Analisi
La quotazione di Orange 16 anni fa - lunedì 29 gennaio 2001

LA QUOTAZIONE DI ORANGE

Un brillante futuro?

· "De fiuciar is brait" – il futuro è radioso. Brillante. Così suona lo spot televisivo di Orange, la controllata di France Telecom (FT) attiva nella telefonia mobile, in procinto di essere quotata. Di soldi ne hanno spesi per apparire sulle televisioni e la carta stampata dei principali Paesi europei e il merito di aver approntato un’operazione dal respiro addirittura europeo, suscitando anche la curiosità delle massaie, va loro riconosciuto. Ma i soldi andavano spesi: France Telecom deve infatti quotare in Borsa il 13% (innalzabile al 15%) del capitale della propria controllata.

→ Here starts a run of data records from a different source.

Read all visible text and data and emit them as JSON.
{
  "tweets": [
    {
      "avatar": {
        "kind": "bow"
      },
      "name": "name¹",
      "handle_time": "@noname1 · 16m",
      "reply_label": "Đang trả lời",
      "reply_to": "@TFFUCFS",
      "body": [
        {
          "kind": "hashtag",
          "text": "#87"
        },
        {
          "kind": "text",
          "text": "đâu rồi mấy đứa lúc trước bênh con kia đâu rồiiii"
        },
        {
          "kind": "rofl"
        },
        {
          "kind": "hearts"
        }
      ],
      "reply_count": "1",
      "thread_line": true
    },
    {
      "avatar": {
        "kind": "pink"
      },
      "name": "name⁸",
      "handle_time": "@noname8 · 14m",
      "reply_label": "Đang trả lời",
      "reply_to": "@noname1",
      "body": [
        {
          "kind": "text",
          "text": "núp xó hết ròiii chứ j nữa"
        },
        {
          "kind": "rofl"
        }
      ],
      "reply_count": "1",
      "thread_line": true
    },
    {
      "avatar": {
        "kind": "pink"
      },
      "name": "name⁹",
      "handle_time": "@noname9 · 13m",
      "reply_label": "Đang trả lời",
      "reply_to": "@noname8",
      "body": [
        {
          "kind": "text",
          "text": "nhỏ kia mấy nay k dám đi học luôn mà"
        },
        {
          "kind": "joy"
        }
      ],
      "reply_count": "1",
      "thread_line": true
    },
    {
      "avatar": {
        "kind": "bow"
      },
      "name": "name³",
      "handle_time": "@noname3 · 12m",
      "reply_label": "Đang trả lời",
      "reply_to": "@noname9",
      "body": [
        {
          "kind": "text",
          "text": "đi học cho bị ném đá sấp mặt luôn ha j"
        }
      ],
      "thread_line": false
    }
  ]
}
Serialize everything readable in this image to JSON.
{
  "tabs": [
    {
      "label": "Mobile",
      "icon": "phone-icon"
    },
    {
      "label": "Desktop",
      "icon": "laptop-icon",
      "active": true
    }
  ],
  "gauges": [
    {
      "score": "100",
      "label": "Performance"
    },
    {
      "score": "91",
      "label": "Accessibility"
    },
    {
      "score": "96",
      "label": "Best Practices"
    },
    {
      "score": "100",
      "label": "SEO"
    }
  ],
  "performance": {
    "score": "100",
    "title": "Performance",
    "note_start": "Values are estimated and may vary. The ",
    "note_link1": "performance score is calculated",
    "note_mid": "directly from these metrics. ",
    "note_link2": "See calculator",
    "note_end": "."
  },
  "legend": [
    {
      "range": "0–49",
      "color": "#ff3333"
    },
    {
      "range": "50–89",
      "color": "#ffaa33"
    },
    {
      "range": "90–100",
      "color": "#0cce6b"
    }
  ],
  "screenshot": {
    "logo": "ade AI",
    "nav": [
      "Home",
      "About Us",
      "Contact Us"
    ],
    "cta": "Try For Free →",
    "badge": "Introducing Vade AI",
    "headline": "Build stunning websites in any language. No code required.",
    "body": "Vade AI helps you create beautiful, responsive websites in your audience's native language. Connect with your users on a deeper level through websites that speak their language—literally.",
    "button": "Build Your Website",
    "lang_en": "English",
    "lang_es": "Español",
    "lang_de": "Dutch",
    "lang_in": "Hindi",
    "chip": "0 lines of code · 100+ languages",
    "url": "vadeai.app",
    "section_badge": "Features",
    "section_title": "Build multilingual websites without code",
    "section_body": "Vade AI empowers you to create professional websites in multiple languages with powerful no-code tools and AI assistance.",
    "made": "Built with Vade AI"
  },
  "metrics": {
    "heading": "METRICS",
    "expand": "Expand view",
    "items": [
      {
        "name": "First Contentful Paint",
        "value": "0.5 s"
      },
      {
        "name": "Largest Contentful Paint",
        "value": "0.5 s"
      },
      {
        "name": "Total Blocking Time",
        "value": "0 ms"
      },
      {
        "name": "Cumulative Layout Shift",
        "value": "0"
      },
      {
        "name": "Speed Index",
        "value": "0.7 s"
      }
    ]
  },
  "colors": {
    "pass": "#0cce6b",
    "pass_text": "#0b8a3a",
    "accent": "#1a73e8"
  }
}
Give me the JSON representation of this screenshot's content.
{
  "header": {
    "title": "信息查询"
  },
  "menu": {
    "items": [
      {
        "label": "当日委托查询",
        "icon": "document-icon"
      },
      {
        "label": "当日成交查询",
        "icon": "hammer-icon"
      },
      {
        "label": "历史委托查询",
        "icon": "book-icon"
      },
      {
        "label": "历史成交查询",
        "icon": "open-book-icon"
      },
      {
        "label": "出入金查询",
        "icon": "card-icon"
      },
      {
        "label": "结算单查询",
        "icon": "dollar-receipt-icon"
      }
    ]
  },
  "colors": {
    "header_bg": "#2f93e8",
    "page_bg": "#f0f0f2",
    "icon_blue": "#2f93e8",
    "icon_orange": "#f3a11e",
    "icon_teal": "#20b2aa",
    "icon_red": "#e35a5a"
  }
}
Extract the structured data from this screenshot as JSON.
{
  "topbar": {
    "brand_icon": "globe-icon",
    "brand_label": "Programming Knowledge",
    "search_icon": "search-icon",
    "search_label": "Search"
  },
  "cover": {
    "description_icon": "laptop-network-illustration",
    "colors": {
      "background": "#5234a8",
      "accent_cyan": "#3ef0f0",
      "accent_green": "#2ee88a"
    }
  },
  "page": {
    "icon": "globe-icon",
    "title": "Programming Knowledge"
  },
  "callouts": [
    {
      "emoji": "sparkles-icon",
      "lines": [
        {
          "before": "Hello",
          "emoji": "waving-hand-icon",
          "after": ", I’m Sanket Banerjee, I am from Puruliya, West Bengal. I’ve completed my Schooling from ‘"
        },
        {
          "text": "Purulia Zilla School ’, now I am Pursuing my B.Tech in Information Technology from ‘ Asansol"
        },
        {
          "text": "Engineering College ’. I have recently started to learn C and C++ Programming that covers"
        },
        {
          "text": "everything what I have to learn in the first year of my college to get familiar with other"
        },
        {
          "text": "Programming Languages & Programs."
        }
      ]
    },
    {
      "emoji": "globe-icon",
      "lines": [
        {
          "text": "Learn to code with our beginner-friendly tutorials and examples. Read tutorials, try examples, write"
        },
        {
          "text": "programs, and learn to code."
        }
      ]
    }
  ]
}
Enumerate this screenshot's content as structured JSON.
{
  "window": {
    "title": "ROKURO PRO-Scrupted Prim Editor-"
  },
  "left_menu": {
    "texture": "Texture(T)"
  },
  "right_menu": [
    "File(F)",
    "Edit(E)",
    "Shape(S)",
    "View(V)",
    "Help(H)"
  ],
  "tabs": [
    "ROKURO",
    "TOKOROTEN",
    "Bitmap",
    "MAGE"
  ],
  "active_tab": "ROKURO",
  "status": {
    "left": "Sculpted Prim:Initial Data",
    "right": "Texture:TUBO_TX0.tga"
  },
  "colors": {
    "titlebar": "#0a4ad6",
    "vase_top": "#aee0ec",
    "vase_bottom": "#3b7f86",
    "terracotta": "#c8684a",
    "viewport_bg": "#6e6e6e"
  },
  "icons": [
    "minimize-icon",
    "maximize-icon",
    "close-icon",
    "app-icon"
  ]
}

La quotazione è pure accompagnata dall’emissione di obbligazioni convertibili sempre in azioni Orange.
· Il prezzo di ogni azione Orange sarà compreso tra 11,5 e 13,5 euro, ma l’intervallo è solo indicativo. Si conoscerà il prezzo definitivo probabilmente il 12 febbraio prossimo, a meno di un prolungamento dell’operazione. I piccoli risparmiatori godranno di uno sconto di 0,5 euro rispetto a questo prezzo a cui si aggiungerà un ulteriore sconto di mezzo euro per coloro che erano azionisti France Telecom già lo scorso 19 gennaio.
· Il numero minimo di azioni acquistabile è di 25 che si potranno sottoscrivere fino all’8 febbraio, sempre salvo proroghe. L’azione comincerà a essere quotata dal 12 febbraio. Ve ne sconsigliamo la sottoscrizione.

Perché ora?

· Ereditando il nome dall’operatore britannico acquistato da Vodafone lo scorso maggio, Orange raggruppa le attività nella telefonia mobile di France Telecom (30 milioni di clienti in 20 diversi Paesi): la maggior parte dei ricavi (83%) provengono però da Francia e Gran Bretagna.
· La quotazione di Orange risponde a due obiettivi di FT. Il primo è trovare i soldi per riacquistare i titoli ceduti a Vodafone in occasione dell’acquisizione di Orange. Il secondo è creare una moneta di scambio per finanziare l’espansione delle attività di FT tramite acquisizioni soprattutto in Europa.

Troppo cara

· Il prezzo richiesto, sebbene inferiore a quanto FT si aspettava solo qualche mese fa, prima cioè del forte calo dei prezzi dei titoli telefonici un po’ ovunque nel mondo, resta troppo elevato – il prezzo corretto da noi calcolato è di 4 euro. L’operatore francese si deve inoltre confrontare con prezzi di Borsa in calo e pesanti costi per gli investimenti nell’UMTS (la telefonia di terza generazione) la cui redditività non è proprio certissima.
· Fatte le debite proporzioni, al prezzo di 11,5 euro, Orange non offre sconti rispetto al n° 1 del settore: Vodafone. Se è pur vero che Orange ha un margine di crescita maggiore rispetto a Vodafone, soprattutto in Francia, il mercato meno sviluppato in Europa, ci sono i rischi dell’integrazione di due gruppi (quello francese e quello inglese) con culture diverse (l’esperienza Daimler-Crysler insegna).
· Inoltre, i programmi di Orange prevedono di arrivare a coprire 50 Paesi entro il 2005 proprio tramite una politica di acquisizioni. Vodafone è già tutto questo e, tra l’altro, è cara anch’essa.

Rimanetene alla larga

Insomma, lasciate perdere ques’Opv: a lungo termine non è un buon affare e speculativamente non ci sembra proprio il momento. Per farvi scappare definitivamente la voglia di partecipare aggiungiamo che, a medio termine, il prezzo di Orange in Borsa potrebbe subire il contraccolpo di analoghe quotazioni che si profilano all’orizzonte: la britannica BT, l’olandese KPN e la tedesca Deutsche Telekom.

IL PESO DELLA CULTURA: DAIMLER-CRYSLER

Integrare aziende con culture diverse è un problema che riesce ad avere ripercussioni sul prezzo di Borsa dei titoli. Dopo il caso Daimler-Crysler anche Orange rischia un analogo destino.